Data mining and big data analytics is a core subject in data science with the aim to develop methods to examine sizable and multivariate datasets. Their common purpose is to uncover hidden patterns, unknown correlations and other useful information useful to make better decisions. In this course we will introduce methods of data aqusition and concepts of data mining, machine learning and big data analytics. We will cover the key data mining methods of clustering, classification and pattern mining are illustrated, together with practical tools for their execution. We will also demonstrate the applications of these tools on real datasets, to show how they can help us to analyse the digital traces of human activities at societal scale, to understand and forecast many complex socio-economic phenomena. The course will have a hands-on approach, with homeworks, practical classes and with the development of a project. Students are free to work in any computer language/network software they feel most comfortable. However, during the class all examples and sample code will be provided in Python and Jupyter notebooks, thus the use of Python is strongly encouraged.

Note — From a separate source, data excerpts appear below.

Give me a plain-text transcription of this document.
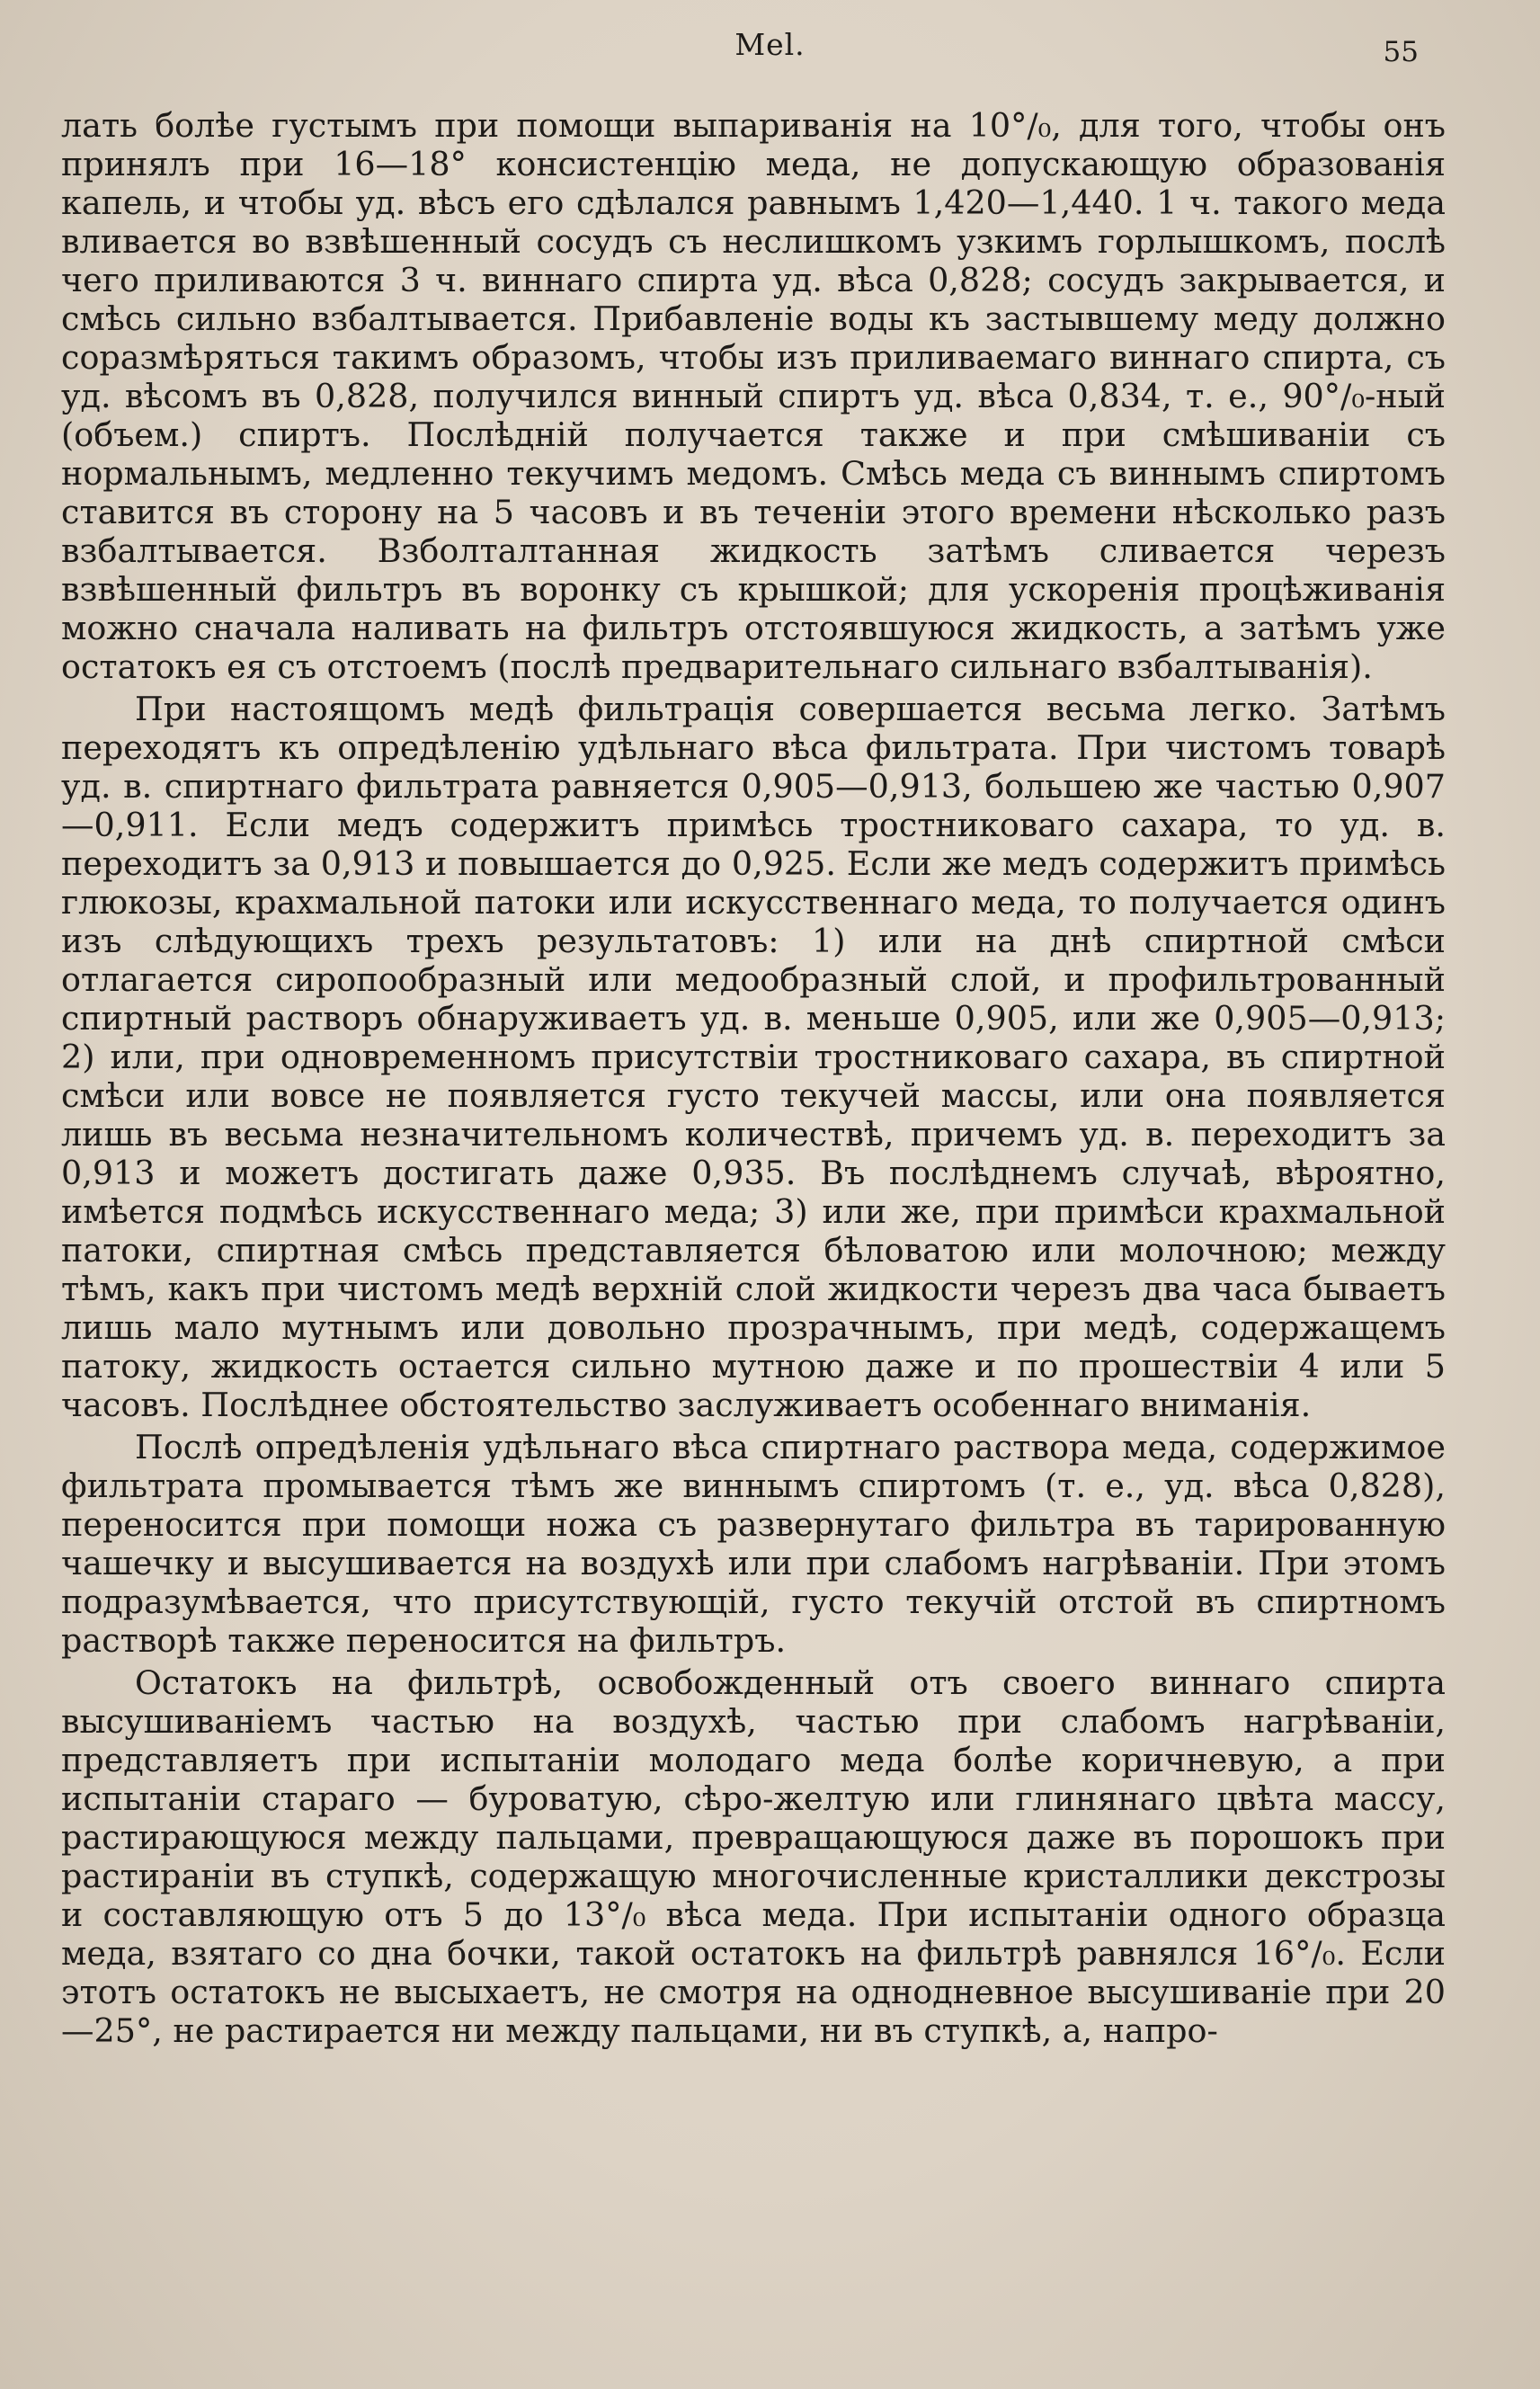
Mel.	55

лать болѣе густымъ при помощи выпариванія на 10°/₀, для того, чтобы онъ принялъ при 16—18° консистенцію меда, не допускающую образованія капель, и чтобы уд. вѣсъ его сдѣлался равнымъ 1,420—1,440. 1 ч. такого меда вливается во взвѣшенный сосудъ съ неслишкомъ узкимъ горлышкомъ, послѣ чего приливаются 3 ч. виннаго спирта уд. вѣса 0,828; сосудъ закрывается, и смѣсь сильно взбалтывается. Прибавленіе воды къ застывшему меду должно соразмѣряться такимъ образомъ, чтобы изъ приливаемаго виннаго спирта, съ уд. вѣсомъ въ 0,828, получился винный спиртъ уд. вѣса 0,834, т. е., 90°/₀-ный (объем.) спиртъ. Послѣдній получается также и при смѣшиваніи съ нормальнымъ, медленно текучимъ медомъ. Смѣсь меда съ виннымъ спиртомъ ставится въ сторону на 5 часовъ и въ теченіи этого времени нѣсколько разъ взбалтывается. Взболталтанная жидкость затѣмъ сливается черезъ взвѣшенный фильтръ въ воронку съ крышкой; для ускоренія процѣживанія можно сначала наливать на фильтръ отстоявшуюся жидкость, а затѣмъ уже остатокъ ея съ отстоемъ (послѣ предварительнаго сильнаго взбалтыванія).

При настоящомъ медѣ фильтрація совершается весьма легко. Затѣмъ переходятъ къ опредѣленію удѣльнаго вѣса фильтрата. При чистомъ товарѣ уд. в. спиртнаго фильтрата равняется 0,905—0,913, большею же частью 0,907—0,911. Если медъ содержитъ примѣсь тростниковаго сахара, то уд. в. переходитъ за 0,913 и повышается до 0,925. Если же медъ содержитъ примѣсь глюкозы, крахмальной патоки или искусственнаго меда, то получается одинъ изъ слѣдующихъ трехъ результатовъ: 1) или на днѣ спиртной смѣси отлагается сиропообразный или медообразный слой, и профильтрованный спиртный растворъ обнаруживаетъ уд. в. меньше 0,905, или же 0,905—0,913; 2) или, при одновременномъ присутствіи тростниковаго сахара, въ спиртной смѣси или вовсе не появляется густо текучей массы, или она появляется лишь въ весьма незначительномъ количествѣ, причемъ уд. в. переходитъ за 0,913 и можетъ достигать даже 0,935. Въ послѣднемъ случаѣ, вѣроятно, имѣется подмѣсь искусственнаго меда; 3) или же, при примѣси крахмальной патоки, спиртная смѣсь представляется бѣловатою или молочною; между тѣмъ, какъ при чистомъ медѣ верхній слой жидкости черезъ два часа бываетъ лишь мало мутнымъ или довольно прозрачнымъ, при медѣ, содержащемъ патоку, жидкость остается сильно мутною даже и по прошествіи 4 или 5 часовъ. Послѣднее обстоятельство заслуживаетъ особеннаго вниманія.

Послѣ опредѣленія удѣльнаго вѣса спиртнаго раствора меда, содержимое фильтрата промывается тѣмъ же виннымъ спиртомъ (т. е., уд. вѣса 0,828), переносится при помощи ножа съ развернутаго фильтра въ тарированную чашечку и высушивается на воздухѣ или при слабомъ нагрѣваніи. При этомъ подразумѣвается, что присутствующій, густо текучій отстой въ спиртномъ растворѣ также переносится на фильтръ.

Остатокъ на фильтрѣ, освобожденный отъ своего виннаго спирта высушиваніемъ частью на воздухѣ, частью при слабомъ нагрѣваніи, представляетъ при испытаніи молодаго меда болѣе коричневую, а при испытаніи стараго — буроватую, сѣро-желтую или глинянаго цвѣта массу, растирающуюся между пальцами, превращающуюся даже въ порошокъ при растираніи въ ступкѣ, содержащую многочисленные кристаллики декстрозы и составляющую отъ 5 до 13°/₀ вѣса меда. При испытаніи одного образца меда, взятаго со дна бочки, такой остатокъ на фильтрѣ равнялся 16°/₀. Если этотъ остатокъ не высыхаетъ, не смотря на однодневное высушиваніе при 20—25°, не растирается ни между пальцами, ни въ ступкѣ, а, напро-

The aim of the course is to provide a basic but comprehensive introduction to data mining. By the end of the course students will be able to:
• Design basic data collection strategies and obtain data from a number of open data sources;
• Choose the right algorithms for data science problems;
• Demonstrate knowledge of statistical data analysis techniques used in decision making;
• Apply principles of Data Science to the analysis of large-scale problems;
• Implement and use data mining software to solve real-world problems.
Students are expected to attend lectures and hands-on sessions, to hand in 1 to 3 assignments during the course and to develop a project during the entire term.
Grading:
• Attendance of the classes and hands-on sessions: 30% of the final grade
• Assignments: 30% of the final grade
• Final project: 40% of the final grade
Completion of the course on Data Analysis in Python is required.